Quando soube da desistência da contratação, segundo a advogada, o goleiro ficou "extremamente triste, sem dormir e sem comer".

O comunicado sobre a desistência das negociações foi emitido à imprensa no começo da tarde desta quarta-feira (22). O clube cedeu à pressão da opinião pública e ao medo de perder recursos importantes para o ano em que disputará a Copa do Brasil e tem feito um planejamento visando o Campeonato Mato-grossense.

Diante da onda de manifestações contrárias, as empresas Pork Premium e Locar Gestão de Resíduos haviam desistido de patrocinar o time, para não terem a imagem associada à do atleta condenado pela Justiça.

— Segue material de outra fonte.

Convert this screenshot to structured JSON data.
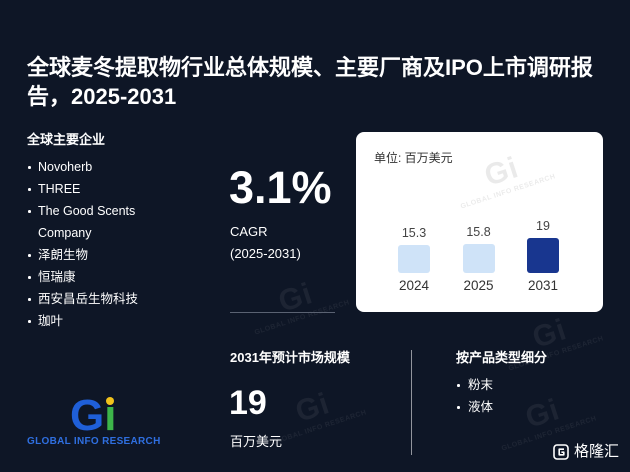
{
  "title": "全球麦冬提取物行业总体规模、主要厂商及IPO上市调研报告，2025-2031",
  "companies": {
    "heading": "全球主要企业",
    "items": [
      "Novoherb",
      "THREE",
      "The Good Scents Company",
      "泽朗生物",
      "恒瑞康",
      "西安昌岳生物科技",
      "珈叶"
    ]
  },
  "cagr": {
    "value": "3.1%",
    "label": "CAGR",
    "period": "(2025-2031)"
  },
  "market_size": {
    "heading": "2031年预计市场规模",
    "value": "19",
    "unit": "百万美元"
  },
  "segments": {
    "heading": "按产品类型细分",
    "items": [
      "粉末",
      "液体"
    ]
  },
  "chart_data": {
    "type": "bar",
    "unit_label": "单位: 百万美元",
    "categories": [
      "2024",
      "2025",
      "2031"
    ],
    "values": [
      15.3,
      15.8,
      19
    ],
    "bar_colors": [
      "#cfe3f8",
      "#cfe3f8",
      "#18368f"
    ],
    "axes_visible": false,
    "grid": false,
    "legend": "none"
  },
  "logo": {
    "mark": "Gi",
    "name": "GLOBAL INFO RESEARCH"
  },
  "watermark": {
    "mark": "Gi",
    "text": "GLOBAL INFO RESEARCH"
  },
  "brand": {
    "name": "格隆汇",
    "icon": "gelonghui-logo-icon"
  },
  "colors": {
    "background": "#0e1626",
    "text": "#ffffff",
    "card": "#ffffff",
    "logo_blue": "#1f5fd8",
    "logo_green": "#3db54a",
    "logo_yellow": "#f2c21b"
  }
}
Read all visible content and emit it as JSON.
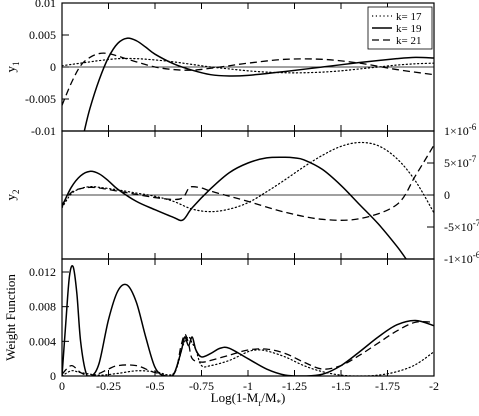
{
  "chart_data": [
    {
      "type": "line",
      "ylabel": "y",
      "ylabel_sub": "1",
      "xlim": [
        0,
        -2
      ],
      "ylim": [
        -0.01,
        0.01
      ],
      "yticks": [
        {
          "value": 0.01,
          "label": "0.01"
        },
        {
          "value": 0.005,
          "label": "0.005"
        },
        {
          "value": 0,
          "label": "0"
        },
        {
          "value": -0.005,
          "label": "-0.005"
        },
        {
          "value": -0.01,
          "label": "-0.01"
        }
      ],
      "zero_line": true,
      "legend": {
        "position": "top-right",
        "entries": [
          {
            "label": "k= 17",
            "style": "dotted"
          },
          {
            "label": "k= 19",
            "style": "solid"
          },
          {
            "label": "k= 21",
            "style": "dashed"
          }
        ]
      },
      "series": [
        {
          "name": "k= 17",
          "style": "dotted",
          "x": [
            0,
            -0.05,
            -0.1,
            -0.15,
            -0.2,
            -0.3,
            -0.4,
            -0.5,
            -0.6,
            -0.7,
            -0.8,
            -0.9,
            -1.0,
            -1.1,
            -1.2,
            -1.3,
            -1.4,
            -1.5,
            -1.6,
            -1.7,
            -1.8,
            -1.9,
            -2.0
          ],
          "y": [
            0.0002,
            0.0004,
            0.0006,
            0.0008,
            0.001,
            0.0013,
            0.0013,
            0.0011,
            0.0008,
            0.0004,
            0.0,
            -0.0003,
            -0.0006,
            -0.0008,
            -0.0009,
            -0.0009,
            -0.0008,
            -0.0006,
            -0.0003,
            0.0,
            0.0003,
            0.0005,
            0.0006
          ]
        },
        {
          "name": "k= 19",
          "style": "solid",
          "x": [
            -0.12,
            -0.15,
            -0.2,
            -0.25,
            -0.3,
            -0.35,
            -0.4,
            -0.45,
            -0.5,
            -0.6,
            -0.7,
            -0.8,
            -0.9,
            -1.0,
            -1.2,
            -1.4,
            -1.6,
            -1.8,
            -1.9,
            -2.0
          ],
          "y": [
            -0.01,
            -0.0065,
            -0.002,
            0.0015,
            0.0037,
            0.0045,
            0.0041,
            0.0031,
            0.002,
            0.0005,
            -0.0005,
            -0.0012,
            -0.0014,
            -0.0013,
            -0.0007,
            0.0,
            0.0007,
            0.0013,
            0.0015,
            0.0014
          ]
        },
        {
          "name": "k= 21",
          "style": "dashed",
          "x": [
            0,
            -0.05,
            -0.1,
            -0.15,
            -0.2,
            -0.25,
            -0.3,
            -0.4,
            -0.5,
            -0.6,
            -0.7,
            -0.8,
            -0.9,
            -1.0,
            -1.2,
            -1.4,
            -1.6,
            -1.8,
            -2.0
          ],
          "y": [
            -0.006,
            -0.0025,
            0.0002,
            0.0015,
            0.0021,
            0.0021,
            0.0017,
            0.0008,
            0.0,
            -0.0004,
            -0.0005,
            -0.0002,
            0.0002,
            0.0006,
            0.0012,
            0.0012,
            0.0006,
            -0.0004,
            -0.0012
          ]
        }
      ]
    },
    {
      "type": "line",
      "ylabel": "y",
      "ylabel_sub": "2",
      "xlim": [
        0,
        -2
      ],
      "ylim": [
        -1e-06,
        1e-06
      ],
      "y_axis_side": "right",
      "yticks": [
        {
          "value": 1e-06,
          "mantissa": "1",
          "exp": "-6"
        },
        {
          "value": 5e-07,
          "mantissa": "5",
          "exp": "-7"
        },
        {
          "value": 0,
          "mantissa": "0",
          "exp": ""
        },
        {
          "value": -5e-07,
          "mantissa": "-5",
          "exp": "-7"
        },
        {
          "value": -1e-06,
          "mantissa": "-1",
          "exp": "-6"
        }
      ],
      "zero_line": true,
      "series": [
        {
          "name": "k= 17",
          "style": "dotted",
          "x": [
            0,
            -0.05,
            -0.1,
            -0.15,
            -0.2,
            -0.3,
            -0.4,
            -0.5,
            -0.6,
            -0.7,
            -0.8,
            -0.9,
            -1.0,
            -1.1,
            -1.2,
            -1.3,
            -1.4,
            -1.5,
            -1.6,
            -1.7,
            -1.8,
            -1.9,
            -2.0
          ],
          "y": [
            -2e-07,
            2e-08,
            1e-07,
            1.3e-07,
            1.2e-07,
            8e-08,
            3e-08,
            -2e-08,
            -1e-07,
            -2.2e-07,
            -2.6e-07,
            -2.2e-07,
            -1.2e-07,
            5e-08,
            2.4e-07,
            4.4e-07,
            6.2e-07,
            7.6e-07,
            8.2e-07,
            7.7e-07,
            5.7e-07,
            2.2e-07,
            -2.8e-07
          ]
        },
        {
          "name": "k= 19",
          "style": "solid",
          "x": [
            0,
            -0.05,
            -0.1,
            -0.15,
            -0.2,
            -0.25,
            -0.3,
            -0.4,
            -0.5,
            -0.6,
            -0.65,
            -0.7,
            -0.8,
            -0.9,
            -1.0,
            -1.1,
            -1.2,
            -1.25,
            -1.3,
            -1.4,
            -1.5,
            -1.6,
            -1.7,
            -1.8,
            -1.85
          ],
          "y": [
            -1.8e-07,
            1.2e-07,
            3e-07,
            3.7e-07,
            3.3e-07,
            2.2e-07,
            9e-08,
            -1e-07,
            -2.3e-07,
            -3.5e-07,
            -3.9e-07,
            -2e-07,
            1e-07,
            3.5e-07,
            5e-07,
            5.8e-07,
            5.9e-07,
            5.8e-07,
            5.5e-07,
            4e-07,
            1.5e-07,
            -1.5e-07,
            -4.5e-07,
            -8e-07,
            -1e-06
          ]
        },
        {
          "name": "k= 21",
          "style": "dashed",
          "x": [
            0,
            -0.05,
            -0.1,
            -0.15,
            -0.2,
            -0.3,
            -0.4,
            -0.5,
            -0.6,
            -0.65,
            -0.68,
            -0.7,
            -0.75,
            -0.8,
            -0.9,
            -1.0,
            -1.2,
            -1.4,
            -1.6,
            -1.8,
            -1.9,
            -2.0
          ],
          "y": [
            -1.5e-07,
            4e-08,
            1e-07,
            1.2e-07,
            1.1e-07,
            6e-08,
            1e-08,
            -4e-08,
            -7e-08,
            -4e-08,
            1e-07,
            1.3e-07,
            1.1e-07,
            6e-08,
            -2e-08,
            -1e-07,
            -2.7e-07,
            -3.8e-07,
            -3.7e-07,
            -1.5e-07,
            3e-07,
            7.8e-07
          ]
        }
      ]
    },
    {
      "type": "line",
      "ylabel": "Weight Function",
      "xlabel": "Log(1-M",
      "xlabel_sub": "r",
      "xlabel_mid": "/M",
      "xlabel_sub2": "*",
      "xlabel_end": ")",
      "xlim": [
        0,
        -2
      ],
      "ylim": [
        0,
        0.0135
      ],
      "yticks": [
        {
          "value": 0.012,
          "label": "0.012"
        },
        {
          "value": 0.008,
          "label": "0.008"
        },
        {
          "value": 0.004,
          "label": "0.004"
        },
        {
          "value": 0,
          "label": "0"
        }
      ],
      "xticks": [
        {
          "value": 0,
          "label": "0"
        },
        {
          "value": -0.25,
          "label": "-0.25"
        },
        {
          "value": -0.5,
          "label": "-0.5"
        },
        {
          "value": -0.75,
          "label": "-0.75"
        },
        {
          "value": -1,
          "label": "-1"
        },
        {
          "value": -1.25,
          "label": "-1.25"
        },
        {
          "value": -1.5,
          "label": "-1.5"
        },
        {
          "value": -1.75,
          "label": "-1.75"
        },
        {
          "value": -2,
          "label": "-2"
        }
      ],
      "series": [
        {
          "name": "k= 17",
          "style": "dotted",
          "x": [
            0,
            -0.05,
            -0.1,
            -0.2,
            -0.3,
            -0.4,
            -0.5,
            -0.6,
            -0.65,
            -0.68,
            -0.7,
            -0.72,
            -0.75,
            -0.8,
            -0.9,
            -1.0,
            -1.05,
            -1.1,
            -1.2,
            -1.3,
            -1.4,
            -1.5,
            -1.6,
            -1.7,
            -1.8,
            -1.9,
            -2.0
          ],
          "y": [
            0.0,
            0.0006,
            0.0004,
            0.0001,
            0.0003,
            0.0006,
            0.0005,
            0.0003,
            0.0035,
            0.0045,
            0.0038,
            0.003,
            0.0012,
            0.0012,
            0.0018,
            0.0028,
            0.003,
            0.0029,
            0.0022,
            0.0012,
            0.0005,
            0.0001,
            0.0,
            0.0001,
            0.0005,
            0.0013,
            0.0028
          ]
        },
        {
          "name": "k= 19",
          "style": "solid",
          "x": [
            0,
            -0.02,
            -0.04,
            -0.06,
            -0.08,
            -0.1,
            -0.13,
            -0.16,
            -0.2,
            -0.25,
            -0.3,
            -0.35,
            -0.4,
            -0.45,
            -0.5,
            -0.55,
            -0.6,
            -0.64,
            -0.66,
            -0.68,
            -0.7,
            -0.72,
            -0.75,
            -0.8,
            -0.85,
            -0.9,
            -1.0,
            -1.1,
            -1.2,
            -1.3,
            -1.4,
            -1.5,
            -1.6,
            -1.7,
            -1.8,
            -1.9,
            -2.0
          ],
          "y": [
            0.0,
            0.006,
            0.0115,
            0.0126,
            0.0095,
            0.004,
            0.0003,
            0.0,
            0.0015,
            0.0065,
            0.0098,
            0.0105,
            0.0085,
            0.0045,
            0.001,
            0.0,
            0.0002,
            0.0028,
            0.0045,
            0.0035,
            0.0045,
            0.003,
            0.0022,
            0.0026,
            0.0032,
            0.0032,
            0.002,
            0.0008,
            0.0001,
            0.0,
            0.0002,
            0.0012,
            0.0028,
            0.0045,
            0.0059,
            0.0064,
            0.0058
          ]
        },
        {
          "name": "k= 21",
          "style": "dashed",
          "x": [
            0,
            -0.05,
            -0.1,
            -0.15,
            -0.2,
            -0.25,
            -0.3,
            -0.4,
            -0.5,
            -0.6,
            -0.64,
            -0.66,
            -0.68,
            -0.7,
            -0.75,
            -0.8,
            -0.9,
            -1.0,
            -1.1,
            -1.2,
            -1.3,
            -1.4,
            -1.5,
            -1.6,
            -1.7,
            -1.8,
            -1.9,
            -2.0
          ],
          "y": [
            0.0002,
            0.0012,
            0.0004,
            0.0,
            0.0003,
            0.0008,
            0.0012,
            0.0012,
            0.0004,
            0.0002,
            0.0035,
            0.0048,
            0.0038,
            0.002,
            0.0016,
            0.0018,
            0.0024,
            0.003,
            0.0031,
            0.0026,
            0.0016,
            0.0008,
            0.0012,
            0.0024,
            0.0038,
            0.0052,
            0.0062,
            0.0062
          ]
        }
      ]
    }
  ]
}
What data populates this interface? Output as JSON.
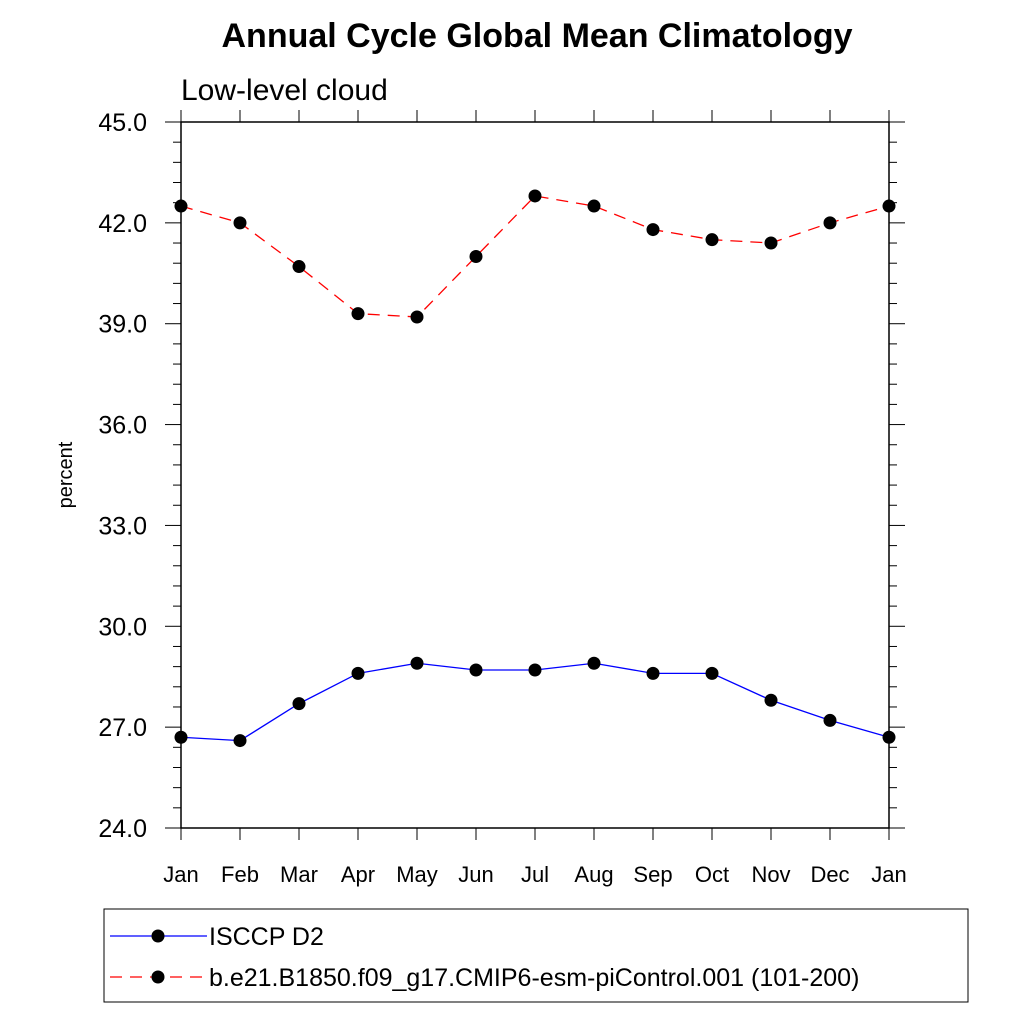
{
  "chart_data": {
    "type": "line",
    "title": "Annual Cycle Global Mean Climatology",
    "subtitle": "Low-level cloud",
    "xlabel": "",
    "ylabel": "percent",
    "ylim": [
      24.0,
      45.0
    ],
    "yticks": [
      "24.0",
      "27.0",
      "30.0",
      "33.0",
      "36.0",
      "39.0",
      "42.0",
      "45.0"
    ],
    "categories": [
      "Jan",
      "Feb",
      "Mar",
      "Apr",
      "May",
      "Jun",
      "Jul",
      "Aug",
      "Sep",
      "Oct",
      "Nov",
      "Dec",
      "Jan"
    ],
    "grid": false,
    "legend_position": "bottom",
    "series": [
      {
        "name": "ISCCP D2",
        "color": "#0000ff",
        "dash": "solid",
        "marker": "filled-circle",
        "values": [
          26.7,
          26.6,
          27.7,
          28.6,
          28.9,
          28.7,
          28.7,
          28.9,
          28.6,
          28.6,
          27.8,
          27.2,
          26.7
        ]
      },
      {
        "name": "b.e21.B1850.f09_g17.CMIP6-esm-piControl.001 (101-200)",
        "color": "#ff0000",
        "dash": "dashed",
        "marker": "filled-circle",
        "values": [
          42.5,
          42.0,
          40.7,
          39.3,
          39.2,
          41.0,
          42.8,
          42.5,
          41.8,
          41.5,
          41.4,
          42.0,
          42.5
        ]
      }
    ]
  }
}
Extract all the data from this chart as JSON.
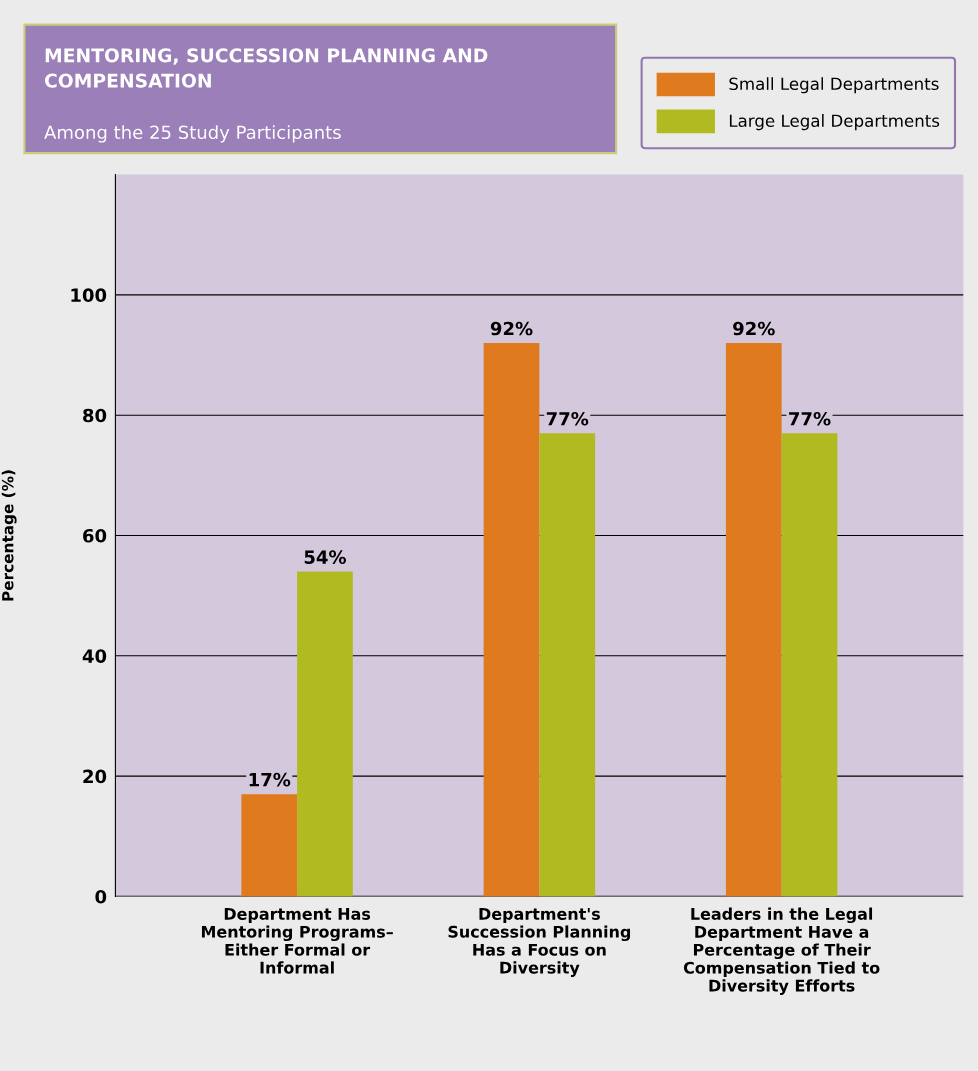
{
  "chart_data": {
    "type": "bar",
    "title": "MENTORING, SUCCESSION PLANNING AND\nCOMPENSATION",
    "subtitle": "Among the 25 Study Participants",
    "ylabel": "Percentage (%)",
    "categories": [
      "Department Has\nMentoring Programs–\nEither Formal or\nInformal",
      "Department's\nSuccession Planning\nHas a Focus on\nDiversity",
      "Leaders in the Legal\nDepartment Have a\nPercentage of Their\nCompensation Tied to\nDiversity Efforts"
    ],
    "series": [
      {
        "name": "Small Legal Departments",
        "color": "#e07a1f",
        "values": [
          17,
          92,
          92
        ],
        "value_labels": [
          "17%",
          "92%",
          "92%"
        ]
      },
      {
        "name": "Large Legal Departments",
        "color": "#b1bb21",
        "values": [
          54,
          77,
          77
        ],
        "value_labels": [
          "54%",
          "77%",
          "77%"
        ]
      }
    ],
    "ylim": [
      0,
      120
    ],
    "yticks": [
      0,
      20,
      40,
      60,
      80,
      100
    ],
    "grid": "y",
    "legend": "top right"
  }
}
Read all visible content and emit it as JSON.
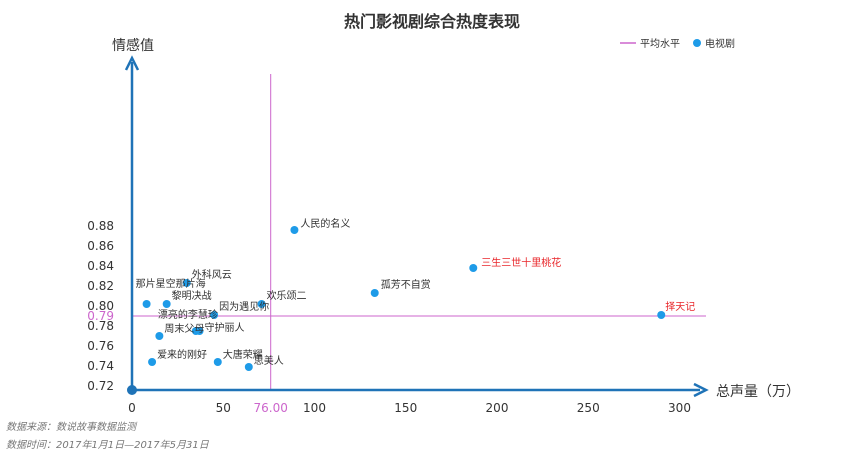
{
  "chart_data": {
    "type": "scatter",
    "title": "热门影视剧综合热度表现",
    "xlabel": "总声量（万）",
    "ylabel": "情感值",
    "xlim": [
      0,
      310
    ],
    "ylim": [
      0.72,
      0.88
    ],
    "x_ticks": [
      "0",
      "50",
      "100",
      "150",
      "200",
      "250",
      "300"
    ],
    "y_ticks": [
      "0.72",
      "0.74",
      "0.76",
      "0.78",
      "0.80",
      "0.82",
      "0.84",
      "0.86",
      "0.88"
    ],
    "average_line": {
      "name": "平均水平",
      "x": 76,
      "y": 0.79,
      "x_label": "76.00",
      "y_label": "0.79",
      "color": "#cc66cc"
    },
    "legend": {
      "position": "top-right",
      "items": [
        {
          "label": "平均水平",
          "marker": "line",
          "color": "#cc66cc"
        },
        {
          "label": "电视剧",
          "marker": "dot",
          "color": "#1e9be8"
        }
      ]
    },
    "series": [
      {
        "name": "电视剧",
        "color": "#1e9be8",
        "points": [
          {
            "label": "人民的名义",
            "x": 89,
            "y": 0.876,
            "highlight": false
          },
          {
            "label": "三生三世十里桃花",
            "x": 187,
            "y": 0.838,
            "highlight": true
          },
          {
            "label": "孤芳不自赏",
            "x": 133,
            "y": 0.813,
            "highlight": false
          },
          {
            "label": "外科风云",
            "x": 30,
            "y": 0.823,
            "highlight": false
          },
          {
            "label": "那片星空那片海",
            "x": 8,
            "y": 0.802,
            "highlight": false
          },
          {
            "label": "黎明决战",
            "x": 19,
            "y": 0.802,
            "highlight": false
          },
          {
            "label": "欢乐颂二",
            "x": 71,
            "y": 0.802,
            "highlight": false
          },
          {
            "label": "因为遇见你",
            "x": 45,
            "y": 0.791,
            "highlight": false
          },
          {
            "label": "择天记",
            "x": 290,
            "y": 0.791,
            "highlight": true
          },
          {
            "label": "漂亮的李慧珍",
            "x": 35,
            "y": 0.775,
            "highlight": false
          },
          {
            "label": "守护丽人",
            "x": 37,
            "y": 0.775,
            "highlight": false
          },
          {
            "label": "周末父母",
            "x": 15,
            "y": 0.77,
            "highlight": false
          },
          {
            "label": "爱来的刚好",
            "x": 11,
            "y": 0.744,
            "highlight": false
          },
          {
            "label": "大唐荣耀",
            "x": 47,
            "y": 0.744,
            "highlight": false
          },
          {
            "label": "思美人",
            "x": 64,
            "y": 0.739,
            "highlight": false
          }
        ]
      }
    ],
    "colors": {
      "axis": "#1f73b7",
      "point": "#1e9be8",
      "highlight_label": "#e8262a",
      "average": "#cc66cc"
    }
  },
  "footnotes": {
    "source": "数据来源：数说故事数据监测",
    "period": "数据时间：2017年1月1日—2017年5月31日"
  }
}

"A gente acabou perdendo alguns patrocinadores que eram do clube, isso foi fazendo a gente repensar muito, porque sem dinheiro você não consegue fazer futebol", informou André Xéla, supervisor de futebol do Operário, ao Olhar Direto

Anteriormente, a Martinello e a cooperativa Sicredi, que patrocinam o Campeonato Mato-grossense, desautorizaram o uso das respectivas marcas nos uniformes do time e em painéis utilizados em entrevistas. 

Na noite de terça-feira (21), manifestantes se reuniram no entorno do estádio Dito Souza, instalado no bairro Cristo Rei, em Várzea Grande, onde seria realizada uma partida de futebol do tricolor e protestaram contra a contratação. As mulheres estavam vestidas de preto e, além de cartazes, seguravam um cartão vermelho nas mãos, que indica a expulsão de um jogador em uma partida de futebol.

"Metade apoiava, mas a outra metade que não, consegue fazer um barulho muito grande. Estavam pressionando bastante os patrocinadores, quando saiu a camisa 2020, eles sabiam quem eram", acrescentou Xéla.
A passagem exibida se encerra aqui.